Beside the church is the small fifteenth-century monastery of the Gesuati, with a cloister that offers a lateral perspective of the nearby Church of the Madonna del Rosario, also called dei Gesuati, an eighteenth-century work by Massari. By the same author is also the large Dominican convent, consisting of two buildings with two internal cloisters, one of which remained unfinished due to the architect's death on 20 December 1766. The two buildings communicate with the old convent from an eighteenth-century oval staircase, also the work of Massari, restored at the beginning of 2011. In 1996 this complex, while rigorously maintaining the monastic structure, was transformed into a Cultural Center and Religious House of Hospitality. The entrance to the entire structure is located in Rio Terà Foscarini, Dorsoduro 909/A, (in front of the Church of Sant'Agnese, in Campo Sant'Agnese, Dorsoduro).

 

Description

The church, whose facade was inaugurated in 1504 and then, the whole building, consecrated on December 21, 1524 by Giovanni, titular bishop of Tiberias (as reported on the plaque placed inside the cloister adjacent to the church), is unadorned, especially indoors. Many pictorial works contained in it (so much so that the historian Francesco Sansovino, son of Jacopo Sansovino, said that there was no empty space in it), were removed after 1750 and transferred to the Galleries of the Academy of Fine Arts in Venice ( altarpiece by Francesco Rizzo) or in other churches, as in the case of the Crucifixion altarpiece by Tintoretto which was taken to the adjacent church of the Gesuati (third altar on the left), or the organ doors by Titian finished in New York, at a private collector, and of which traces have now been lost. However, the church of the Visitation still preserves some works of fine workmanship, such as the Pentecost by Padovanino, visible behind the high altar, and the Crucifixion attributed to Nicolò Renieri (whose real name is Nicolas Régnier, a Flemish painter) placed on the altar of left. Other works are the two sixteenth-century monochrome paintings by an unknown artist, portraying two bishops (located above the two hand-crafted sixteenth-century briar-root doors, placed on the sides of the central altar); the four frescoes in the tondos at the foot of the dome, restored, dating back to the beginning of the sixteenth century, which reproduce the four evangelists. On the right side altar there is a canvas by Alessandro Revera (about 1850) where the Venetian saint Girolamo Emiliani (or Miani) is represented entrusting her orphans to the Blessed Virgin.

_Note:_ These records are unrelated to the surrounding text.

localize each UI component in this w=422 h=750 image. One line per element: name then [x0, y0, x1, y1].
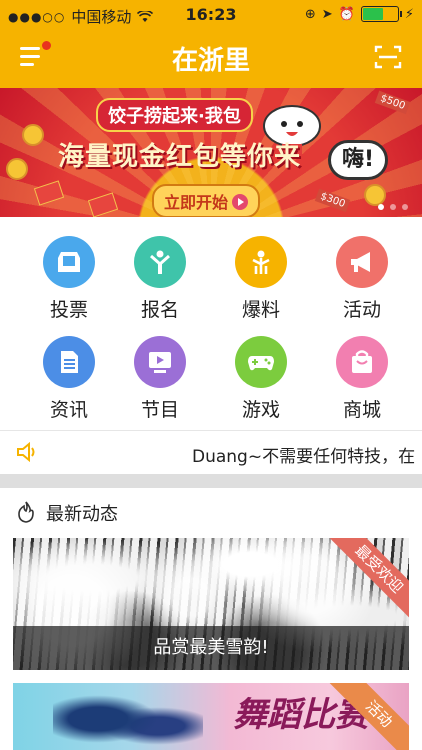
speaker-icon: [17, 442, 35, 462]
card-image: [53, 691, 203, 750]
grid-item-label: 节目: [140, 399, 179, 421]
scan-icon[interactable]: [374, 44, 402, 70]
banner-exclaim: 嗨!: [328, 140, 388, 180]
alarm-icon: ⏰: [338, 6, 355, 22]
pager-dot: [378, 204, 384, 210]
grid-item-vote[interactable]: 投票: [19, 217, 119, 321]
status-right: ⊕ ➤ ⏰ ⚡: [305, 6, 414, 22]
feature-grid: 投票 报名 爆料 活动 资讯 节目 游戏 商城: [0, 217, 422, 429]
coin-icon: [364, 184, 386, 206]
nav-bar: 在浙里: [0, 30, 422, 88]
feed-card[interactable]: 最受欢迎 品赏最美雪韵!: [13, 538, 409, 670]
grid-item-mall[interactable]: 商城: [312, 317, 412, 421]
shopping-bag-icon: [336, 336, 388, 388]
grid-item-game[interactable]: 游戏: [211, 317, 311, 421]
grid-item-tipoff[interactable]: 爆料: [211, 217, 311, 321]
pager-dot: [390, 204, 396, 210]
battery-fill: [362, 8, 384, 20]
grid-item-signup[interactable]: 报名: [110, 217, 210, 321]
card-caption: 品赏最美雪韵!: [13, 626, 409, 670]
top-bar: ●●●○○ 中国移动 16:23 ⊕ ➤ ⏰ ⚡ 在浙里: [0, 0, 422, 88]
tip-off-icon: [235, 236, 287, 288]
battery-icon: [360, 6, 402, 22]
rotation-lock-icon: ⊕: [304, 6, 316, 22]
news-icon: [43, 336, 95, 388]
start-button-label: 立即开始: [164, 193, 229, 212]
vote-icon: [43, 236, 95, 288]
promo-banner[interactable]: $500 $300 饺子捞起来·我包 海量现金红包等你来 嗨! 立即开始: [0, 88, 422, 217]
section-divider: [0, 474, 422, 488]
tv-icon: [134, 336, 186, 388]
play-icon: [232, 194, 249, 210]
banner-subtitle: 饺子捞起来·我包: [96, 98, 253, 132]
grid-item-news[interactable]: 资讯: [19, 317, 119, 421]
grid-item-label: 商城: [342, 399, 381, 421]
grid-item-label: 资讯: [49, 399, 88, 421]
feed-card[interactable]: 舞蹈比赛 活动: [13, 683, 409, 750]
signup-icon: [134, 236, 186, 288]
banner-headline: 海量现金红包等你来: [58, 142, 302, 172]
megaphone-icon: [336, 236, 388, 288]
notice-bar[interactable]: Duang~不需要任何特技，在: [0, 430, 422, 474]
status-bar: ●●●○○ 中国移动 16:23 ⊕ ➤ ⏰ ⚡: [0, 0, 422, 30]
pager-dot: [402, 204, 408, 210]
page-title: 在浙里: [171, 46, 250, 76]
notice-text: Duang~不需要任何特技，在: [192, 447, 416, 467]
location-icon: ➤: [321, 6, 333, 22]
fire-icon: [18, 501, 34, 523]
charging-icon: ⚡: [404, 6, 414, 22]
gamepad-icon: [235, 336, 287, 388]
grid-item-program[interactable]: 节目: [110, 317, 210, 421]
app-screen: ●●●○○ 中国移动 16:23 ⊕ ➤ ⏰ ⚡ 在浙里 $500 $300 饺…: [0, 0, 422, 750]
latest-news-header: 最新动态: [0, 488, 422, 536]
start-button[interactable]: 立即开始: [152, 184, 261, 217]
banner-pager[interactable]: [378, 204, 408, 210]
grid-item-label: 游戏: [241, 399, 280, 421]
coin-icon: [6, 158, 28, 180]
section-title: 最新动态: [46, 504, 118, 525]
coin-icon: [22, 124, 44, 146]
grid-item-activity[interactable]: 活动: [312, 217, 412, 321]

In the former sacristy, behind the main altar, there is a marble icon from the beginning of the sixteenth century (attributable to the Lombardo school) with the image of God the Father supporting his Son Jesus dying on the cross; a sixteenth-century washbasin in red Verona marble and two seventeenth-century panels depicting Our Lady of Sorrows and the scourged Christ.

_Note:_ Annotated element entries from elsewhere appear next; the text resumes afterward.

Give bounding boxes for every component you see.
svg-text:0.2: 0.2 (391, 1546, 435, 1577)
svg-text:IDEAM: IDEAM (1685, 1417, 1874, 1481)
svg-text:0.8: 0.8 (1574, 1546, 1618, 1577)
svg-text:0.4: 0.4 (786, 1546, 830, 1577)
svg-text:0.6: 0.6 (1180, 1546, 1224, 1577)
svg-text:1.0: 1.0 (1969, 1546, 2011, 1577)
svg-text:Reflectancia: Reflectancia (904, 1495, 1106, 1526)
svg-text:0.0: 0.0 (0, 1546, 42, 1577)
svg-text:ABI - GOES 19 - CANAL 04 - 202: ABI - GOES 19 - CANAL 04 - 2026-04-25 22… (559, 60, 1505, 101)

The most significant and valuable part of the church is the ceiling which contains 58 panels (a very rare example in Venice) each measuring 1.30 meters on each side, with portraits of Saints from the Old and New Testaments and a central tondo (with a diameter of 2.50 meters) depicting the meeting between the young Virgin Mary and her cousin Elizabeth. The paintings date back to the early sixteenth century and are the work of Pietro Paolo Agabiti (or Agapiti, circa 1470-1539) and his workshop which operated between the Marches and Tuscany. Some tables reveal influences from the schools of Leonardo da Vinci and Luca Signorelli.

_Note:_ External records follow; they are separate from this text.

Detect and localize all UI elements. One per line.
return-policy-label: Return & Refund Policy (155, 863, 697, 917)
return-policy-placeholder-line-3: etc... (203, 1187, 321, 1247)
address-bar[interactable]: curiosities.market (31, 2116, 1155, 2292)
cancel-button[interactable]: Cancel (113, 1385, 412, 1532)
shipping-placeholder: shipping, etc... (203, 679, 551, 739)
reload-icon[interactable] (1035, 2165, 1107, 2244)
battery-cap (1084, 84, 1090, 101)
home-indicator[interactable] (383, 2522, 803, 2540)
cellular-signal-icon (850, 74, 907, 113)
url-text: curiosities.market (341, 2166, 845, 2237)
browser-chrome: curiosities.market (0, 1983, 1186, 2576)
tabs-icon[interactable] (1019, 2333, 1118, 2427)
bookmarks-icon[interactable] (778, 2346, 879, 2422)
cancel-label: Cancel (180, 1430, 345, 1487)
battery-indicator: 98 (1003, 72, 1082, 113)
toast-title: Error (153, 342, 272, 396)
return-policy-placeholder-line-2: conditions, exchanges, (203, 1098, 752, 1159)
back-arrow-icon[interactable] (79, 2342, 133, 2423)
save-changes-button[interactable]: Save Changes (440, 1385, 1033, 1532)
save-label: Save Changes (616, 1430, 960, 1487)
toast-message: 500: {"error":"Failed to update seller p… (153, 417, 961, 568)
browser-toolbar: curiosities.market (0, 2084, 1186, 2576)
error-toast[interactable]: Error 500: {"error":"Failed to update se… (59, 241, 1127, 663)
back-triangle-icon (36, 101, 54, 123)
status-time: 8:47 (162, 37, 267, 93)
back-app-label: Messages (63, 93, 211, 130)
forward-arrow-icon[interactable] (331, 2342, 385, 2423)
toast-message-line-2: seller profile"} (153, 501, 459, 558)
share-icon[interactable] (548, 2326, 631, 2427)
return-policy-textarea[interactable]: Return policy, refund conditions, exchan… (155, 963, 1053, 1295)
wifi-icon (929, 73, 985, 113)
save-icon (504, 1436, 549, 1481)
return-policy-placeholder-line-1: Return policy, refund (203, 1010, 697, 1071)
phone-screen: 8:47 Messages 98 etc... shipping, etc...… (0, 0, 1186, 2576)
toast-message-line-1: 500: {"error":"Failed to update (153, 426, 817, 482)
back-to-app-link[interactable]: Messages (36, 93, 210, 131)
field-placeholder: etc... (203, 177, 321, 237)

Since October 2008, the church has been enriched with two paintings with a religious subject, painted on canvas: the Resurrection of Christ, by Maurizio Favaretto (descendant of the famous painter Paolo Veronese, and teacher in a Venetian art high school); Maria Assunta, by the painter Raffaela Rubbini; and a new Via Crucis, whose authors, students of prof. Favaretto, were inspired by Giambattista Tiepolo's Via Crucis, preserved in the sacristy of the church of San Polo, Sestiere di San Polo, Venice).

From September 2009 to January 2013, the 58 paintings on the wooden ceiling underwent rigorous restoration.